Vancouver’s Power Metals is promoting its Case Lake Cesium Project as a “globally significant” source of cesium after posting the first mineral resource estimate of its deposit in the Cochrane area of northeastern Ontario.
The company released a maiden inferred mineral resource on June 5 showing 13,000 tonnes of cesium, grading 2.40 per cent at the West Joe dykes area of its property, 80 kilometres east of Cochrane, near the Quebec border.
In mining, an inferred resource means a deposit has limited geological evidence and sampling to properly access its quality and grade. An indicated resource provides a higher degree of confidence based on more detailed exploration.
The estimate was based on more than 7,200 metres of drilling and 113 drill holes, staggering out over various exploration drilling programs in 2018, 2022 and 2024.
Power Metals proclaims Case Lake is the world’s fourth largest cesium resource behind three other hard rock cesium mines at Tanco in Manitoba, Bikita in Zimbabwe and Sinclair in Western Australia.
Based on the high-grade drill intercepts near surface, the company views this project is a potential open-pit mine. There’s also high-grade lithium and tantalum in the mix.

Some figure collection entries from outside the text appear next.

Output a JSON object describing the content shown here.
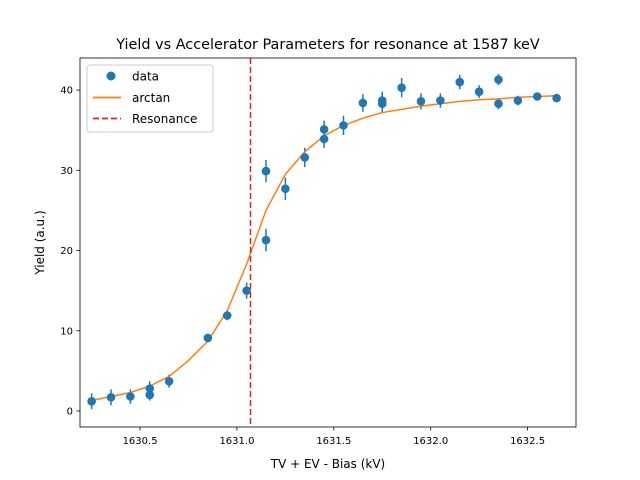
{
  "chart_data": {
    "type": "scatter",
    "title": "Yield vs Accelerator Parameters for resonance at 1587 keV",
    "xlabel": "TV + EV - Bias (kV)",
    "ylabel": "Yield (a.u.)",
    "xlim": [
      1630.19,
      1632.75
    ],
    "ylim": [
      -2,
      44
    ],
    "xticks": [
      1630.5,
      1631.0,
      1631.5,
      1632.0,
      1632.5
    ],
    "xtick_labels": [
      "1630.5",
      "1631.0",
      "1631.5",
      "1632.0",
      "1632.5"
    ],
    "yticks": [
      0,
      10,
      20,
      30,
      40
    ],
    "ytick_labels": [
      "0",
      "10",
      "20",
      "30",
      "40"
    ],
    "grid": false,
    "legend_position": "top-left",
    "colors": {
      "data": "#1f77b4",
      "fit": "#ff7f0e",
      "resonance": "#d62728"
    },
    "series": [
      {
        "name": "data",
        "kind": "errorbar",
        "points": [
          {
            "x": 1630.25,
            "y": 1.2,
            "err": 1.0
          },
          {
            "x": 1630.35,
            "y": 1.7,
            "err": 1.0
          },
          {
            "x": 1630.45,
            "y": 1.8,
            "err": 0.9
          },
          {
            "x": 1630.55,
            "y": 2.8,
            "err": 0.9
          },
          {
            "x": 1630.55,
            "y": 2.0,
            "err": 0.7
          },
          {
            "x": 1630.65,
            "y": 3.7,
            "err": 0.8
          },
          {
            "x": 1630.85,
            "y": 9.1,
            "err": 0.5
          },
          {
            "x": 1630.95,
            "y": 11.9,
            "err": 0.6
          },
          {
            "x": 1631.05,
            "y": 15.0,
            "err": 1.0
          },
          {
            "x": 1631.15,
            "y": 29.9,
            "err": 1.4
          },
          {
            "x": 1631.15,
            "y": 21.3,
            "err": 1.4
          },
          {
            "x": 1631.25,
            "y": 27.7,
            "err": 1.4
          },
          {
            "x": 1631.35,
            "y": 31.6,
            "err": 1.2
          },
          {
            "x": 1631.45,
            "y": 35.1,
            "err": 1.1
          },
          {
            "x": 1631.45,
            "y": 33.9,
            "err": 1.1
          },
          {
            "x": 1631.55,
            "y": 35.6,
            "err": 1.2
          },
          {
            "x": 1631.65,
            "y": 38.4,
            "err": 1.1
          },
          {
            "x": 1631.75,
            "y": 38.7,
            "err": 1.1
          },
          {
            "x": 1631.75,
            "y": 38.3,
            "err": 1.1
          },
          {
            "x": 1631.85,
            "y": 40.3,
            "err": 1.2
          },
          {
            "x": 1631.95,
            "y": 38.6,
            "err": 1.0
          },
          {
            "x": 1632.05,
            "y": 38.7,
            "err": 0.9
          },
          {
            "x": 1632.15,
            "y": 41.0,
            "err": 0.9
          },
          {
            "x": 1632.25,
            "y": 39.8,
            "err": 0.8
          },
          {
            "x": 1632.35,
            "y": 41.3,
            "err": 0.7
          },
          {
            "x": 1632.35,
            "y": 38.3,
            "err": 0.7
          },
          {
            "x": 1632.45,
            "y": 38.7,
            "err": 0.6
          },
          {
            "x": 1632.55,
            "y": 39.2,
            "err": 0.5
          },
          {
            "x": 1632.65,
            "y": 39.0,
            "err": 0.5
          }
        ]
      },
      {
        "name": "arctan",
        "kind": "line",
        "points": [
          {
            "x": 1630.25,
            "y": 1.3
          },
          {
            "x": 1630.35,
            "y": 1.8
          },
          {
            "x": 1630.45,
            "y": 2.3
          },
          {
            "x": 1630.55,
            "y": 3.1
          },
          {
            "x": 1630.65,
            "y": 4.3
          },
          {
            "x": 1630.75,
            "y": 6.3
          },
          {
            "x": 1630.85,
            "y": 8.7
          },
          {
            "x": 1630.95,
            "y": 12.5
          },
          {
            "x": 1631.05,
            "y": 18.3
          },
          {
            "x": 1631.15,
            "y": 25.0
          },
          {
            "x": 1631.25,
            "y": 29.5
          },
          {
            "x": 1631.35,
            "y": 32.3
          },
          {
            "x": 1631.45,
            "y": 34.3
          },
          {
            "x": 1631.55,
            "y": 35.6
          },
          {
            "x": 1631.65,
            "y": 36.5
          },
          {
            "x": 1631.75,
            "y": 37.2
          },
          {
            "x": 1631.85,
            "y": 37.6
          },
          {
            "x": 1631.95,
            "y": 38.0
          },
          {
            "x": 1632.05,
            "y": 38.3
          },
          {
            "x": 1632.15,
            "y": 38.6
          },
          {
            "x": 1632.25,
            "y": 38.8
          },
          {
            "x": 1632.35,
            "y": 38.9
          },
          {
            "x": 1632.45,
            "y": 39.1
          },
          {
            "x": 1632.55,
            "y": 39.2
          },
          {
            "x": 1632.65,
            "y": 39.3
          }
        ]
      },
      {
        "name": "Resonance",
        "kind": "vline",
        "x": 1631.07
      }
    ]
  }
}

Cesium is a rare element used as drilling fluid in the petroleum exploration and for aerospace, electronic and medical treatment applications.
Power Metals believes its only scratched the surface at Case Lake.
The exploration team has identified an additional exploration target estimated to hold between 11,000 and 15,000 tonnes of cesium. The company said there are 17 more untested targets west of this area, providing “excellent potential to expand the resource profile.”
“The majority of the pollucite bearing pegmatites remain unconstrained and open to an exceptional potential of further growth as represented with the current exploration target at West Joe,” said Power Metals CEO Haydn Daxter in a statement.
This igneous rock is a type of granite pegmatite containing the mineral pollucite. It’s considered a significant source of cesium.
Power Metals Chair Johnathan More added the company is on the fast track to develop Case Lake “to be Ontario’s first critical minerals project in production.”
“To achieve this target, we engaged in the MRE (mineral resource estimate) at the infancy of exploration drilling to target cesium and look forward to the growth that remains in the property for the company and the state of Ontario.”
If everything falls into place, a May 2025 company investor presentation shows the project permitting process beginning in the fourth quarter of this year with the commissioning of a processing facility forecasted by the second quarter of 2026, followed by the start of mine production in the third quarter.
The stock of TSX-V-listed company has surged in the last six months, from $0.41 at the end of January to $$1,45 in late February before settling to $0.91 as of June 9.